Die Zulufteinbringung in die Archiv- und Lagerflächen erfolgt impulsarm über textile Luftauslässe, die im Deckenbereich befestigt werden. Die Abluft wird an zentralen Stellen raumweise abgesaugt. Fortluftauslass und Außenluftzufuhr werden auf dem Dach des Technikraumes angeordnet, verdeckt durch eine erhöhte Attika. Zur Wärme-und Kälteerzeugung werden gasmotorische Wärmepumpen eingesetzt, die ganzjährig sowohl Heizen als auch Kühlen. Ergänzend zur solarthermischen Nutzung wird auf dem Dach eine Photovoltaikanlage vorgesehen. Für den Brandschutz des Archivguts kann je nach Anlagetyp im Technikraum oder im Hausanschlussraum eine zentrale Löschanlage angeordnet werden.

BESONDERHEITEN
Aufgrund der speziellen Anforderung, dass die Magazingeschosse der Öffentlichkeit eingeschränkt zugänglich sein sollen, sieht der Entwurf zwei bauliche Fluchtwege über notwendige Treppenhäuser vor, die auch den funktionalen Zusammenhängen des Erdgeschosses folgen. Mit diesem Konzept werden dem Nutzer alle Möglichkeiten zur Verwendung der Magazingeschosse offengelassen.
Die vorgesehene Ummauerung des Hofes zur städtebaulichen Raumbildung stellt eine kostenrelevante Maßnahme dar, mit ihr werden auch in funktionaler Hinsicht die bestehenden Topographiesprünge entlang der Grundstücksgrenzen freiraumplanerisch gefasst. Abgesehen von der östlichen Hofmauer, die den Quartiersplatz begrenzt, könnten alle weiteren Ummauerungen auch in einem späteren Bauabschnitt realisiert werden.
Sämtliche Freianlagen sind mit Bepflanzungen und Oberflächen versehen, die wenig pflegeintensiv und mit geringem Aufwand unterhalten werden können.

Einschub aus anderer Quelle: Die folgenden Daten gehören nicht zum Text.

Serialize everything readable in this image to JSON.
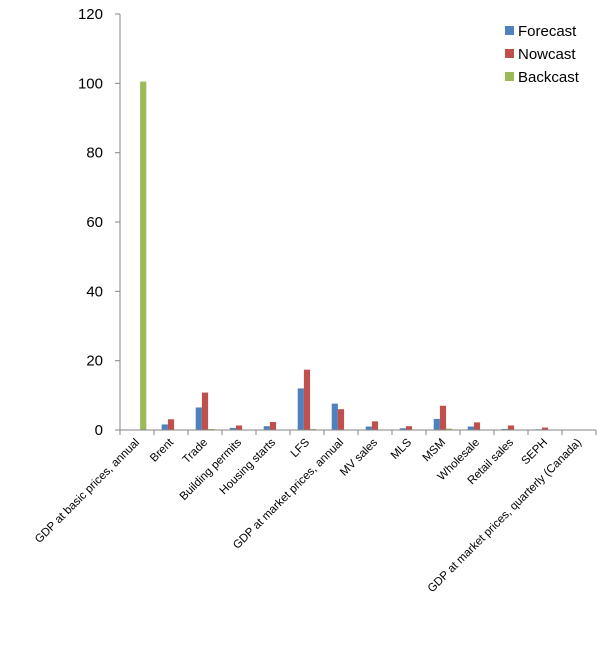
{
  "chart_data": {
    "type": "bar",
    "categories": [
      "GDP at basic prices, annual",
      "Brent",
      "Trade",
      "Building permits",
      "Housing starts",
      "LFS",
      "GDP at market prices, annual",
      "MV sales",
      "MLS",
      "MSM",
      "Wholesale",
      "Retail sales",
      "SEPH",
      "GDP at market prices, quarterly (Canada)"
    ],
    "series": [
      {
        "name": "Forecast",
        "color": "#4F81BD",
        "values": [
          0,
          1.6,
          6.5,
          0.6,
          1.1,
          12.0,
          7.6,
          1.0,
          0.5,
          3.2,
          1.0,
          0.3,
          0.2,
          0
        ]
      },
      {
        "name": "Nowcast",
        "color": "#C0504D",
        "values": [
          0,
          3.1,
          10.8,
          1.3,
          2.3,
          17.4,
          6.0,
          2.5,
          1.1,
          7.0,
          2.2,
          1.3,
          0.7,
          0
        ]
      },
      {
        "name": "Backcast",
        "color": "#9BBB59",
        "values": [
          100.5,
          0,
          0.3,
          0,
          0,
          0.3,
          0,
          0,
          0,
          0.4,
          0,
          0,
          0,
          0
        ]
      }
    ],
    "yticks": [
      0,
      20,
      40,
      60,
      80,
      100,
      120
    ],
    "ylim": [
      0,
      120
    ],
    "legend_position": "top-right",
    "grid": false,
    "title": "",
    "xlabel": "",
    "ylabel": ""
  }
}
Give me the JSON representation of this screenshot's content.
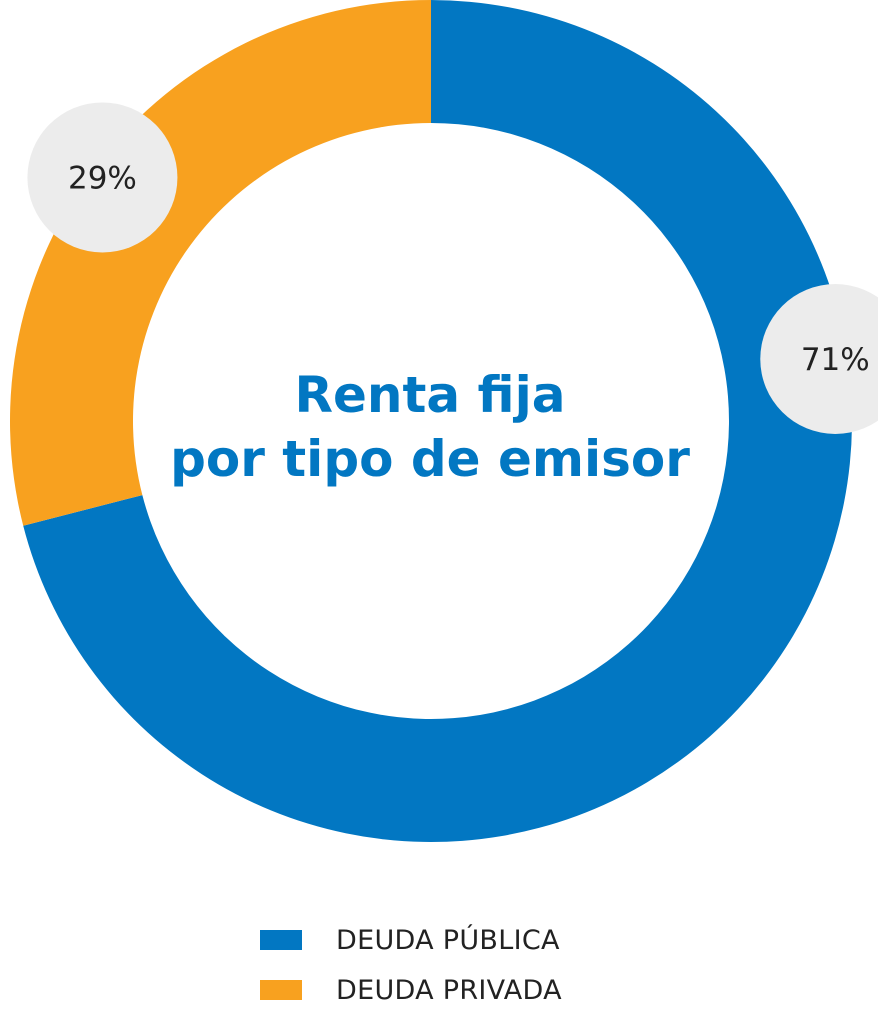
{
  "chart_data": {
    "type": "pie",
    "title": "Renta fija por tipo de emisor",
    "title_lines": [
      "Renta fija",
      "por tipo de emisor"
    ],
    "slices": [
      {
        "label": "DEUDA PÚBLICA",
        "value": 71,
        "value_label": "71%",
        "color": "#0277c2"
      },
      {
        "label": "DEUDA PRIVADA",
        "value": 29,
        "value_label": "29%",
        "color": "#f8a11f"
      }
    ],
    "donut": true,
    "legend_position": "bottom"
  },
  "colors": {
    "title": "#0277c2",
    "badge": "#ececec",
    "badge_text": "#222222"
  }
}
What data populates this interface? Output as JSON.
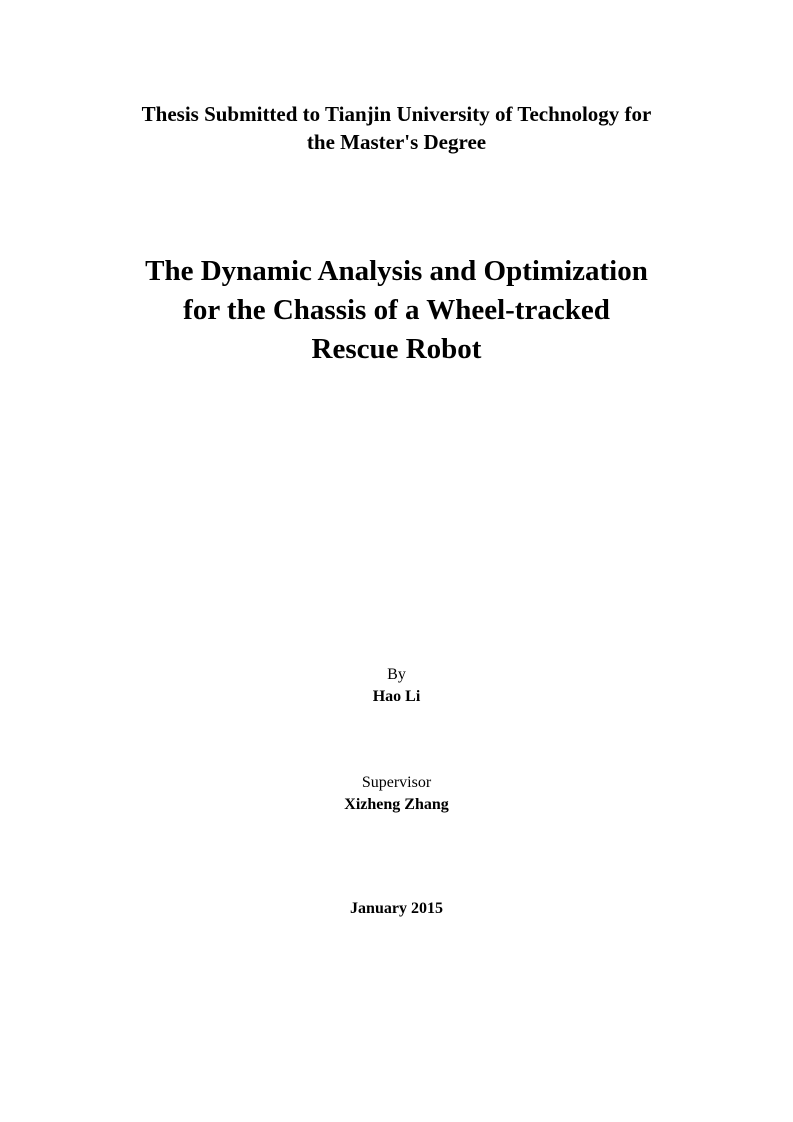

Beurteilung durch das Preisgericht

Die Arbeit überzeugt durch die Leitidee, den Neubau mit der Umgebung zu verzahnen. Der skulptural wirkende Baukörper mit Höhenversprüngen wirkt auf den ersten Blick wie ein Fremdköper. Doch bei genauerer Betrachtung wird die städtebauliche und freiraumplanerische Qualität sichtbar. Mit hoher Sensibilität werden unterschiedliche Freiraumtypologien definiert, die zur spannenden Zonierung des Quartieres beitragen. Durch die Setzung eines gegliederten Baukörpers entstehen klar definierte öffentliche, halböffentliche und privat nutzbare Freiräume. Durch den Neubau wird die Antoniengasse zu einem Raum, in dem sich Enge und Weite spannungsvoll abwechseln. Kritisiert, aufgrund ihrer Länge und Monotonie, wird allerdings die Fassadengestaltung im Bereich des ‘Herkulescenters‘. Der Quartiersplatz erhält mit einer Baumreihe nach Norden zur angrenzenden Bebauung eine sinnvolle räumliche Fassung. Die zwei Stufen im Eckbereich Antoniengasse / Eisfeld überzeugen allerdings nicht. Auch der dem Archiv zugeordnete Innenhof und das Lapidarium werden bezüglich einer zukünftigen Nutzung eher kritisch betrachtet. Insgesamt ist das Raumprogram im Wesentlichen überzeugend umgesetzt. Ungünstig präsentiert sich lediglich der Eingangs- und Foyerbereich, da der Lesesaal ohne Abtrennung in den Eingangsbereich übergeht. Kritisiert wird der Grundriss auch im Bereich des Medienmagazins, da sich der ‘temperierte Übergangsbereich‘ eine Etage höher befindet. Insgesamt überzeugt die Arbeit durch die sensible städtebauliche Setzung im bestehenden Stadtgefüge. Dazu im Wiederspruch steht lediglich die skulpturale Formensprache des Solitärs.